A 62.0 kg water skier at rest jumps from the dock into a 775 kg boat at rest on the east side of the dock. If the velocity of the skier is 4.50 m/s as she leaves the dock, what is the final velocity of the skier and boat?

Answer 1

Answer:

v = 0.33 m/s

Explanation:

The final velocity of the skier and boat can be calculated by conservation of the lineal momentum:

$m_{1}v_{1i} + m_{2}v_{2i} = m_{1}v_{1f} + m_{2}v_{2f}$

Where:

m1: is the mass of the water skier = 62.0 kg

m2: is the mass of the boat = 775 kg

v1i: is the initial velocity of the water skier = 4.50 m/s    

v1f: is the final velocity of the water skier = ?

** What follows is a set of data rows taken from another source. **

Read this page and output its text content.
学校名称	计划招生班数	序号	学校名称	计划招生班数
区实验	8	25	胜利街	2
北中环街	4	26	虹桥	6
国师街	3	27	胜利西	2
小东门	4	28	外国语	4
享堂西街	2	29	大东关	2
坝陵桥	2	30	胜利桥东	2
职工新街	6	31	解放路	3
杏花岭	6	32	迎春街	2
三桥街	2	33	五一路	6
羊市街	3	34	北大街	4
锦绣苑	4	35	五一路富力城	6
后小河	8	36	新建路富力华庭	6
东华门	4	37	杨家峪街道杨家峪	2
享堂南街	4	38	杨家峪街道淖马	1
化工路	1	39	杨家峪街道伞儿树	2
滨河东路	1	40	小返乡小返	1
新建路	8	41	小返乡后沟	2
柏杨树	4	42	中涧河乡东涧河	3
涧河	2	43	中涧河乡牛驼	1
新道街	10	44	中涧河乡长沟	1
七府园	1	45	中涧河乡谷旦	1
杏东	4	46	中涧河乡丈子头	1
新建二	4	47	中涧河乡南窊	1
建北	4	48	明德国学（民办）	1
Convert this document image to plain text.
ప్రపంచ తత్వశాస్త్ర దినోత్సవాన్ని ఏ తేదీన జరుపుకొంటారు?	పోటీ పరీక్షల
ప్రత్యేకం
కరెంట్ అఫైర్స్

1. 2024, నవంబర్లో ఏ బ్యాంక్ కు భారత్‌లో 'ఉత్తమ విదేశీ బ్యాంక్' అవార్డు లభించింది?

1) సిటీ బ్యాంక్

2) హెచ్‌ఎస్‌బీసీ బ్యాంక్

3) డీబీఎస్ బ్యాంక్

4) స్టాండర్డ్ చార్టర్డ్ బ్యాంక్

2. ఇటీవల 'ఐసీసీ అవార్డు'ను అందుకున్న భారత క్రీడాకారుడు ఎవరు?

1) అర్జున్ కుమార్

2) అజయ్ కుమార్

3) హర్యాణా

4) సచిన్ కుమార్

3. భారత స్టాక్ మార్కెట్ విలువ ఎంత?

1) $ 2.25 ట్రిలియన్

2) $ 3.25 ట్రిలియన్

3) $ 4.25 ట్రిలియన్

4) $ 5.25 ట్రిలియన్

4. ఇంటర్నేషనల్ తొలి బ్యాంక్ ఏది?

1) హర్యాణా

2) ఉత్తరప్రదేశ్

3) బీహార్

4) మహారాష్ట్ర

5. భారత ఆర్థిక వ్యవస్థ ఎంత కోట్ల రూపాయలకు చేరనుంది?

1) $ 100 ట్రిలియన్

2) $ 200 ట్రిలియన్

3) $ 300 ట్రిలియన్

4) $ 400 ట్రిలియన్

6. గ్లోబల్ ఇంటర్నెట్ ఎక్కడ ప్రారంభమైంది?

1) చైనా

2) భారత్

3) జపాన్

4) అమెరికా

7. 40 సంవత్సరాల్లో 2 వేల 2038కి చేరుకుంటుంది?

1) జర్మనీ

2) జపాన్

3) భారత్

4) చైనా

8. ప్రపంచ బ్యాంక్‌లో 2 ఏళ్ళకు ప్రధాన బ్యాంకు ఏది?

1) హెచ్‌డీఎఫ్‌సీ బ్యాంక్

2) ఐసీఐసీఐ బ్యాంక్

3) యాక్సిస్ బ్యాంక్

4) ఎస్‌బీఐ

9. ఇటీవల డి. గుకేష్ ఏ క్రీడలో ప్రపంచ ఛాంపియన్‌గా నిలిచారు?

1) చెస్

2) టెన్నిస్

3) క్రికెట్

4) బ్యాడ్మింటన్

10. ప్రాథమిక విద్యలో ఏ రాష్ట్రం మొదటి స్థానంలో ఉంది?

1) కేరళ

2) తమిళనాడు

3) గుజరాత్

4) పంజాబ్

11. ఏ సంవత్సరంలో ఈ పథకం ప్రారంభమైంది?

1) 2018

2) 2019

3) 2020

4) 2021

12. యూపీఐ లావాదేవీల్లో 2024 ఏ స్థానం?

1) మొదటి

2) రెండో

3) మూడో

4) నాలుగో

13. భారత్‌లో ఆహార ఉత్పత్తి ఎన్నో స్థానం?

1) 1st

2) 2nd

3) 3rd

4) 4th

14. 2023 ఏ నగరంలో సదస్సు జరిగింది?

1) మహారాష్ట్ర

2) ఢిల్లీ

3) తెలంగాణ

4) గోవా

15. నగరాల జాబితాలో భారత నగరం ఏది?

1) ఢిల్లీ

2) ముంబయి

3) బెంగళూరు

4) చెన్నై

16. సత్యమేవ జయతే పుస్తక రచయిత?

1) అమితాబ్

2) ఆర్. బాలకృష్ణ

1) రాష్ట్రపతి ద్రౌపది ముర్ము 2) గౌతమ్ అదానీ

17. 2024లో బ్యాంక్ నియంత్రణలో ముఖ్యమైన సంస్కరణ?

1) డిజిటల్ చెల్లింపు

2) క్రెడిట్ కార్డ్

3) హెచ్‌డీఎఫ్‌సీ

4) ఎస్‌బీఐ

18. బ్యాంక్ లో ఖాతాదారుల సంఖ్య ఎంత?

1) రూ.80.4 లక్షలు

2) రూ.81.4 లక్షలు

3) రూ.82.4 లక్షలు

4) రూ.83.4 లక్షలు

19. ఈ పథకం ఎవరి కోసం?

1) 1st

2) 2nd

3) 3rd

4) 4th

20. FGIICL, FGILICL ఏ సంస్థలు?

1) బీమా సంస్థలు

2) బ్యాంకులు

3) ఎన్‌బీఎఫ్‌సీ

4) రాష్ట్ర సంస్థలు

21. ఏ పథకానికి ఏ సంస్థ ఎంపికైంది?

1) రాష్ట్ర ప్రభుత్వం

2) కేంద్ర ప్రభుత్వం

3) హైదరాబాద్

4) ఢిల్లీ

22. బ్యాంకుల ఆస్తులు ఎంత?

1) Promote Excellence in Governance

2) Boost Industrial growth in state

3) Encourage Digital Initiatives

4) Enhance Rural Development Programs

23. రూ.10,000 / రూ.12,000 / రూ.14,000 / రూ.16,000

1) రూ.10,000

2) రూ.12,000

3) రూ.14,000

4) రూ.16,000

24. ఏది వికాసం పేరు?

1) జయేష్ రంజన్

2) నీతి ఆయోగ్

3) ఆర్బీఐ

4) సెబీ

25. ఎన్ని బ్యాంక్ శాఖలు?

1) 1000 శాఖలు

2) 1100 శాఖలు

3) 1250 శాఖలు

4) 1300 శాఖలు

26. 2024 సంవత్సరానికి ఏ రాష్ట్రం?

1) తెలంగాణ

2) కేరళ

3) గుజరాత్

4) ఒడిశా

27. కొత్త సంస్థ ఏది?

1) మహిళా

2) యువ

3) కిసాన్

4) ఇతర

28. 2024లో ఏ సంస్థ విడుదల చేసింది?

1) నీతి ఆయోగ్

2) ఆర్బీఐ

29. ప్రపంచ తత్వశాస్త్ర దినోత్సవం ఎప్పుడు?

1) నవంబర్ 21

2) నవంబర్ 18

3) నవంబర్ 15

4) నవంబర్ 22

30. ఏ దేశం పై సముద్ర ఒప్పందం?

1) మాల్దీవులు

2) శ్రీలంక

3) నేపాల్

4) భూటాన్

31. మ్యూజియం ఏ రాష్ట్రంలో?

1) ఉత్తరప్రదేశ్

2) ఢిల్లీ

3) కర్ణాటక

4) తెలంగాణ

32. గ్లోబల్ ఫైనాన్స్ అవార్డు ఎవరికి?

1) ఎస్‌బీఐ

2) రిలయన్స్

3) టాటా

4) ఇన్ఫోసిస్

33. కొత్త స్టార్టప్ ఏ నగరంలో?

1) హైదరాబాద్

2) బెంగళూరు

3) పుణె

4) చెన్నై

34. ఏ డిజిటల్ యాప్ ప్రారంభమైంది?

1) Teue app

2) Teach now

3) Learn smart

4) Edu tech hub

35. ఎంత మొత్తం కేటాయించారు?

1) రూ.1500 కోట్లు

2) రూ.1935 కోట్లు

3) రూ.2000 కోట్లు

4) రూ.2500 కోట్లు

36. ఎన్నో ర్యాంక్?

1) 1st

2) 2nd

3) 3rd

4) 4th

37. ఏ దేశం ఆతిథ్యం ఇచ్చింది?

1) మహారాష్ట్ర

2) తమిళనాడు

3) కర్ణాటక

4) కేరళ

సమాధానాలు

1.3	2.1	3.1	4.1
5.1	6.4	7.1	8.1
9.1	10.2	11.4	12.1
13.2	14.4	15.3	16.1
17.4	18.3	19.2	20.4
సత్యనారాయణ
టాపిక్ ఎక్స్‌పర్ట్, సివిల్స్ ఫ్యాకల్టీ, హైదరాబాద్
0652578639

v2i: is the initial velocity of the boat = 0

v2f: is the final velocity of the boat = ?

Since the final velocity of the skier is the same that the final velocity of the boat, we have:      

$m_{1}v_{1i} + m_{2}v_{2i} = m_{1}v_{f} + m_{2}v_{f}$  

$m_{1}v_{1i} + 0 = v_{f}(m_{1} + m_{2})$  

$v_{f} = \frac{62.0 kg*4.50 m/s}{(62.0 kg + 775 kg)}$  

$v_{f} = 0.33 m/s$  

Therefore, the final velocity of the skier and boat is 0.33 m/s.

I hope it helps you!